Cleanup: Saturday, August 12 when we awoke to 1000 floating fish in Laguna Joaquin, RMA responded quickly and was on site by 9am with 5 employees plus Rod Hart (maintenance supervisor), two boats (one being Rod’s personal boat), 50 gallon drums, nets, a truck to haul off the dead fish, a backhoe to dig a grave, and all the necessary supplies. CSD had two people with plastic bags and a net.
Aftermath: Hopefully, soon we will get a lake full of fresh water and the 1200 lost fish restocked. The public response has been overwhelming, and I thank all who have offered help and advice. Please do not stop now, our work has just begun. I do hope that this event is the catalyst necessary to finely get CSD to recognize their responsibility to maintain a healthy environment in Laguna Joaquin. I do know that RMA is ready to discuss and find solutions, as we have always been.
I live near the Lake, and by Wednesday and since, we have the most Midge Flies on our front door and around our house I've ever seen..I'm sure it's three times worse around the lake. Now we know that the fish put in last year helped.. I did call and spoke to Paul at CSD to let him know. He implied it was news to him and was disappointed to hear..
Larry - Thank you for recapping what has happened to the lake recently and for all your efforts (especially in the last 7 seven days of crisis!)...Your points are very well taken, especially the fact that we all need to stay involved and informed when it comes to decisions involving the lake.
If there is any upside at all to the recent "murky" events concerning Joaquin, it has heightened resident awareness as to how our little ecosystem works and how fragile it really is....
You are correct, we will not be able to control the midge flies with the current activity on the lake.
We have lost all the fish that we stocked last spring to consume the midge fly larvae and we desperately need the lake to be near full of fresh water. A record hot July also didn't help. We are back to square one about midges.....
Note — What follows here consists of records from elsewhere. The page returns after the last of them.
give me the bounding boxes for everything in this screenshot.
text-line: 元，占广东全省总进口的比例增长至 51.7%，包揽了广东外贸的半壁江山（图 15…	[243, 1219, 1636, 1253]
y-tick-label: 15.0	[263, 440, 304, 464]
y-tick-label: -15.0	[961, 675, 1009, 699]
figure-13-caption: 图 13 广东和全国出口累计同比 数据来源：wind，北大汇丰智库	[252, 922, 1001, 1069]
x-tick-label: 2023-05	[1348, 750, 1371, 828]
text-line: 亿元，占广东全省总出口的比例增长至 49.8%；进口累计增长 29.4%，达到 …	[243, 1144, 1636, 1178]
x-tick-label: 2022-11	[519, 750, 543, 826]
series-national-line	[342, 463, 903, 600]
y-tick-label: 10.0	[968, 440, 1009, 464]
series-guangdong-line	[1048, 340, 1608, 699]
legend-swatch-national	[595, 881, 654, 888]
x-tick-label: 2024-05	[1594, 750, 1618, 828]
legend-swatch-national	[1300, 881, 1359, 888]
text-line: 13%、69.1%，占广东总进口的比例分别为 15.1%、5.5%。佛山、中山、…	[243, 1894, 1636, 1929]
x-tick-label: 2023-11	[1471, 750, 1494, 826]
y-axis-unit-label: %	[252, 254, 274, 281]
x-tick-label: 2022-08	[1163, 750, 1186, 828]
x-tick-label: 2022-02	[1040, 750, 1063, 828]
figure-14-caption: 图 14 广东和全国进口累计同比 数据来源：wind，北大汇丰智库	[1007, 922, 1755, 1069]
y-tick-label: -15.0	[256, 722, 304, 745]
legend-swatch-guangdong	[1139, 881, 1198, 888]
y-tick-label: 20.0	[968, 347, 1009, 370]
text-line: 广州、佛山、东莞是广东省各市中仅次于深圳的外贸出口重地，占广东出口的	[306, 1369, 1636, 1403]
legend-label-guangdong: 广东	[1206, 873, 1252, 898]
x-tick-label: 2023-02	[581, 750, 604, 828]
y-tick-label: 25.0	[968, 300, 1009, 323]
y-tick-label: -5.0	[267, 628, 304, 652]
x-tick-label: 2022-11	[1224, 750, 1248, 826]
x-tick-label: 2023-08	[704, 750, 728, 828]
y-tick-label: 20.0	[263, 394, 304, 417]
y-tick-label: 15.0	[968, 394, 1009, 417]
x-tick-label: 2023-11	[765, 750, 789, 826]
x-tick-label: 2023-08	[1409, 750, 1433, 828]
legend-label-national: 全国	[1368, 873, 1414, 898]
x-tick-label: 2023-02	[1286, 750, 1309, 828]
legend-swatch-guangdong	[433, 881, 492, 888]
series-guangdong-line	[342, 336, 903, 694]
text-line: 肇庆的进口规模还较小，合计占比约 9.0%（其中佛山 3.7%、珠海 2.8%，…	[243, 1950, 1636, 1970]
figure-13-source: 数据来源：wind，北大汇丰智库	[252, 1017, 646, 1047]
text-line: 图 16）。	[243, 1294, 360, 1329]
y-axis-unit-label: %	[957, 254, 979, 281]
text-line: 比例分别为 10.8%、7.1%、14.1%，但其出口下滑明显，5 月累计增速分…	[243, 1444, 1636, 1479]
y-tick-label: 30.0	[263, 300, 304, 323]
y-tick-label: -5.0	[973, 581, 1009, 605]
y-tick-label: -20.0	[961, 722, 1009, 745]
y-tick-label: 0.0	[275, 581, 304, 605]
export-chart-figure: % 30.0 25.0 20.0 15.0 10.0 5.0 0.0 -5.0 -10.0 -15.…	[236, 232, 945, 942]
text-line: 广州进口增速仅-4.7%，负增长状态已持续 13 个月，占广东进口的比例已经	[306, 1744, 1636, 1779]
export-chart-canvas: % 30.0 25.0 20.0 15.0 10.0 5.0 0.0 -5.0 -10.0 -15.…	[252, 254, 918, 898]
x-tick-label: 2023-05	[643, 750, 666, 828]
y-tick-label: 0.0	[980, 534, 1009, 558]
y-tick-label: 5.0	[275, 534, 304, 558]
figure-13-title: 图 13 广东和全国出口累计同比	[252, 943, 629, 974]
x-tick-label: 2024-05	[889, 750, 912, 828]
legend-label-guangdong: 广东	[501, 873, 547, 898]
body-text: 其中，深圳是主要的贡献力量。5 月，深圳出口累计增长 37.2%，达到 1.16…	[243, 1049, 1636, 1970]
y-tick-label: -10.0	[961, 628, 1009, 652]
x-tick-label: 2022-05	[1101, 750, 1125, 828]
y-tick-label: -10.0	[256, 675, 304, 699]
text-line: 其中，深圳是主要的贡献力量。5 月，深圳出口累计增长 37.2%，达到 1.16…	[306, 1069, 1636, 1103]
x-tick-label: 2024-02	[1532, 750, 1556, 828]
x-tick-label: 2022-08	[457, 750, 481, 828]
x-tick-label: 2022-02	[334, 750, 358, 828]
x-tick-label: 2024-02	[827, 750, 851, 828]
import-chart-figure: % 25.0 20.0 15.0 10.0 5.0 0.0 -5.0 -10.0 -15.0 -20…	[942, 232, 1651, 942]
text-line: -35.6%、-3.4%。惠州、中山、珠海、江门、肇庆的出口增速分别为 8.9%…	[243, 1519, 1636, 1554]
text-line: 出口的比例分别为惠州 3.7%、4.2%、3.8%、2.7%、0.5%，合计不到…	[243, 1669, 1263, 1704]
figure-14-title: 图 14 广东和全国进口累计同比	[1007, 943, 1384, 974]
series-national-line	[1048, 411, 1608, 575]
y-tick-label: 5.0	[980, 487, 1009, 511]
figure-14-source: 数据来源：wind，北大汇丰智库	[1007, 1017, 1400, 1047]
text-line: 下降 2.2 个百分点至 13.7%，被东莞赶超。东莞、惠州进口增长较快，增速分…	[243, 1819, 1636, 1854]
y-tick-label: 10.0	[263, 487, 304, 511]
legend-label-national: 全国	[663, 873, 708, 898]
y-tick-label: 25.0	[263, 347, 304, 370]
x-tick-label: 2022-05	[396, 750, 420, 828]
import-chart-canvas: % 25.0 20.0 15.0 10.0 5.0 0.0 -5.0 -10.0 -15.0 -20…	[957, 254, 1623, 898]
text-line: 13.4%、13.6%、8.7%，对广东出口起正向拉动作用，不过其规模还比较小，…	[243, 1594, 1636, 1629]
I do know that CSD has increased their applications of BTI to help as much as they can.
Paul did tell me that the crew had put in that very expensive larvae killer recently and clearly it didn't do anything. That was why he was disappointed. The water is supposed to be back flowing into the lake by this weekend...let's hope so..
As part of a group last year who worked very hard to try to mitigate the Midge Fly situation on Laguna Joaquin, I can tell you we are all (residents and group members alike) very dissappointed that after some great success last year and early this year, the situation with the midgies has gotten bad once again. Having said that, it's important to remember that the number one cause this summer for their return is higher than normal water temperatures in the lake. What is causing that? Letting the lake's water level fall to ridiculously low levels. In my semi-informed opinion, the approval of the project to fully pipe the only feed to the lake could NOT have come at a worse time of the year.
To think that the granular treatment is "having little to no effect" is wrong and simply not the case. It has been very effective up until these last few weeks since the fourth of July. We desperately need to get the fresh water flowing back into the lake. Laguna Joaquin is at a point now where even the highly toxic Copper Sulfate that was applied earlier this month had no effect on the Midge Flies (even though that was not it's purpose)...Let's all hope the water begins flowing back into the lake sooner than later.